4/30/2011

A House Is Not a Home

A house is just a shell, I know.  A structure isn't a home. 

So why should anyone weep over rotting wood, and leaking roof?

Yeah, why should I? 

I went home to the nondescript town where I grew up over the Easter weekend to commemorate my mother's 8th death anniversary with three of my four siblings and their families.  I usually don't make time for this occasion because I want to remember my mother's life, not her death.

For the past seven years, only my sister Aie and brother Matt (and family) made the annual special trip (two of my brothers are abroad) to our town, to be with the church people who were my mom's family when all her children left home.

Why Easter Sunday?  Mom died on Good Friday and it seemed like a good idea that her death anniversary be on Easter.
So every year, Aie, Matt and brood would prepare breakfast for less than 100 people, paint Easter eggs for the children, and bring flowers to mom's tomb in the cemetery.

This year, one other brother came home for the graduation of his son, and wanted to join Matt and Aie. I decided to join them as well.

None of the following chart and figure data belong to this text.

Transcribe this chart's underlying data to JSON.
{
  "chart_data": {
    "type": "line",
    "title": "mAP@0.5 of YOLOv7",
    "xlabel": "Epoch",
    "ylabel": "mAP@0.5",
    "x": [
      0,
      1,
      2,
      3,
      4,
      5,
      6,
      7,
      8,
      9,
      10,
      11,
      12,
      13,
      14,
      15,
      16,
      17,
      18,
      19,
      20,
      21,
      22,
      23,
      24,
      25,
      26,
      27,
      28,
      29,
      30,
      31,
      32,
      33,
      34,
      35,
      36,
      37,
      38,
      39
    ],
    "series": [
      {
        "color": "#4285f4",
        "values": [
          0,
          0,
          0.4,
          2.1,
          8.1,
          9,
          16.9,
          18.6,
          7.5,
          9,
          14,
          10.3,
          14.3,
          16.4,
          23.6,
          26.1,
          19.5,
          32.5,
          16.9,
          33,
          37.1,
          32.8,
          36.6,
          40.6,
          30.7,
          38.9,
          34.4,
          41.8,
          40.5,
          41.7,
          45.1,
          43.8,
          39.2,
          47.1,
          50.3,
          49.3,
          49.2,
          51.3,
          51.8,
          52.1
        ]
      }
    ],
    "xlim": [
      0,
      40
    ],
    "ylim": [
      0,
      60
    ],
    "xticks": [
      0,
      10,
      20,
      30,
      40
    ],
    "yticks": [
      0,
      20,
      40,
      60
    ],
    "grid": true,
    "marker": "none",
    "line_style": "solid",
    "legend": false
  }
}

Mom's little church is wonderfully grown so we painted eggs and prepared breakfast for 150 people!

 
Inside the church, while I listened to the choir, my life quickly flashed before me: I was a little girl singing alto, facing the congregation (my mom among them) who would play a huge part in my spiritual growth; a few steps away was our house—sturdy, standing tall, well-appointed—playing host to every activity of the church (and of visiting pastors and missionaries) and clan reunions.

Now on this year's Easter morning, I look around the small church in my youth—it is no longer small, it is taller, sturdier,  prouder, and bursting at the seams with people who love God.

Outside, our once tall, sturdy, proud house and bursting at the seams is, ironically, going the opposite direction. A hapless victim of two ferocious floods,  it is now literally just basic shell and structure—empty, except for shelves upon shelves of books, and memories. 

My memories are crystal clear and intact in my mind.  Alas, a house cannot be the same.    

But though I weep for what the rundown house will soon be—a heap of useless rubble—I will always see that two-story wooden dwelling in my heart as a repository of God's endless grace.

It housed a family grounded on one faith and on the Word, and many other people adopted over the years. It was a witness to joy and sorrow, failures and successes, and bade good-bye to children who grew up and moved on, and to parents who grew old and passed on.     

Just as people wind down, so do houses.  There is momentary weeping for what is lost.  Psalm 30:5 “. . . Weeping may last through the night, but joy comes with the morning.” 

The Easter of our lives will come gloriously and we will be welcomed by God Himself into our heavenly mansions, which will not rot, decay, nor fall apart.

So now I will let that temporal old house rest in peace. Meaning, this is my last post on it.  

In heaven, every house is a home.

2 comments:

Anonymous said...

Nag-ganas....uray yak la nakaluwa bassit piman...mayat...makapa iliw..

Grace D. Chong said...

Agawid kayonto no umay nga tawen tapno completo tayo! We missed you.